Curbing excess. Suppose Twitter is trending toward becoming a “free-for-all hellscape” despite Musk’s promise it won’t be. In that case, good people must use the platform to curb the excesses of liars, conspiracy theorists, charlatans and insurrectionists. The mechanisms to report accounts promoting patently false information remain in place.
Advocating change. There are countless things I want to change in the world that are more important than whether there is an edit function on Twitter. I will continue using Twitter to advocate for vital things like reversing climate change, improving global health and fighting poverty and social injustice.
Building friendships. I find joy in connecting with people. When I use Twitter to discuss unifying topics, I connect with people and build new friendships. I have a few friends who believe they have enough friends—I think this comes from a desire to be a good friend to all their friends—I am always eager to make new ones.

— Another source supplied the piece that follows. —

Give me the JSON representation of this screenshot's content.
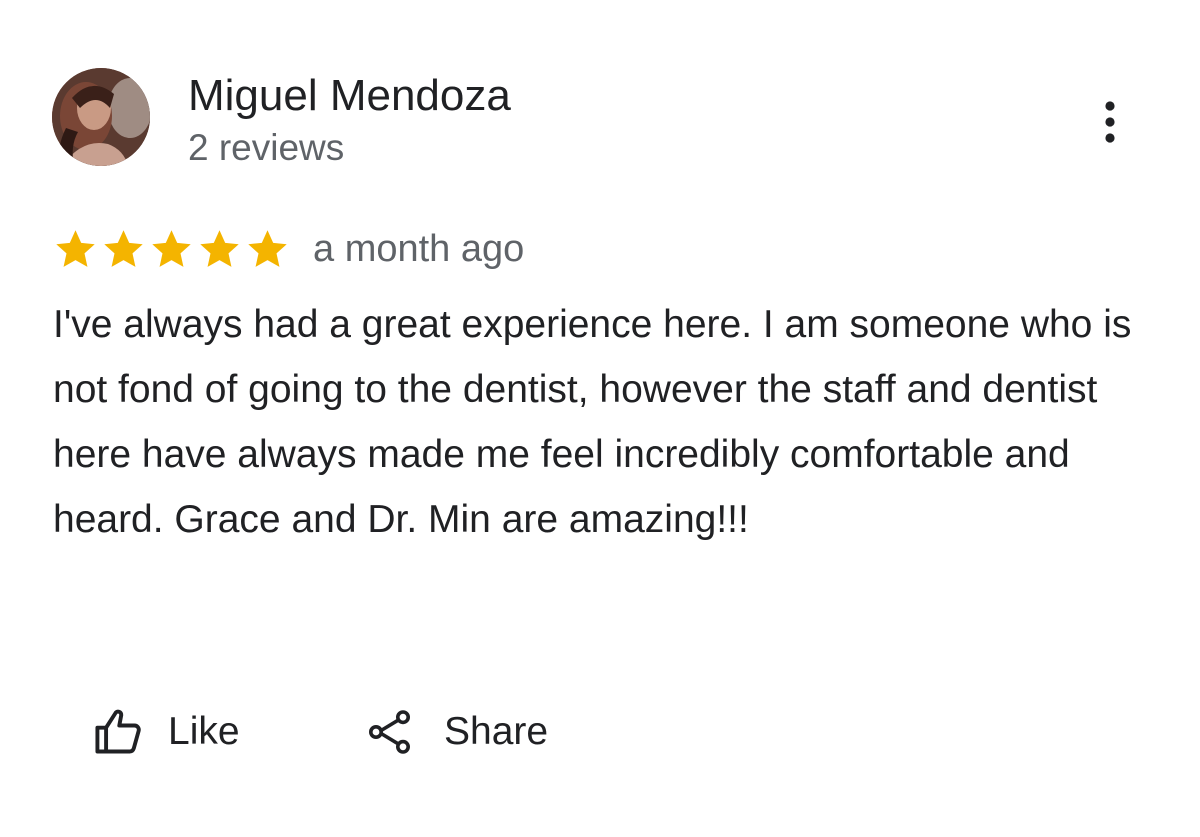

Fun. I have social media accounts that I actively use on Instagram, Facebook and Linkedin, as well as accounts on a variety of other platforms I use seldom or never, like Tumblr and Pinterest. I’ve never found one I enjoy as much as Twitter.
I can’t dance. Don’t watch for me on TikTok.
So, there you have my seven reasons for remaining on Twitter. I reserve the right you also have to change your mind at any time.
One reason my mind could change is that arguments on Twitter can be triggering. For me—and countless people like me—that’s unhealthy. I have a friend, James Bramble, on Twitter who is something of a role model. He tweets critiques to the powerful in the kind, polite language he’d use sitting across a table to explain a disagreement.
When I channel my inner Jim, I find discussions aren’t so triggering and can be more constructive. I’ll continue working to be more like Jim.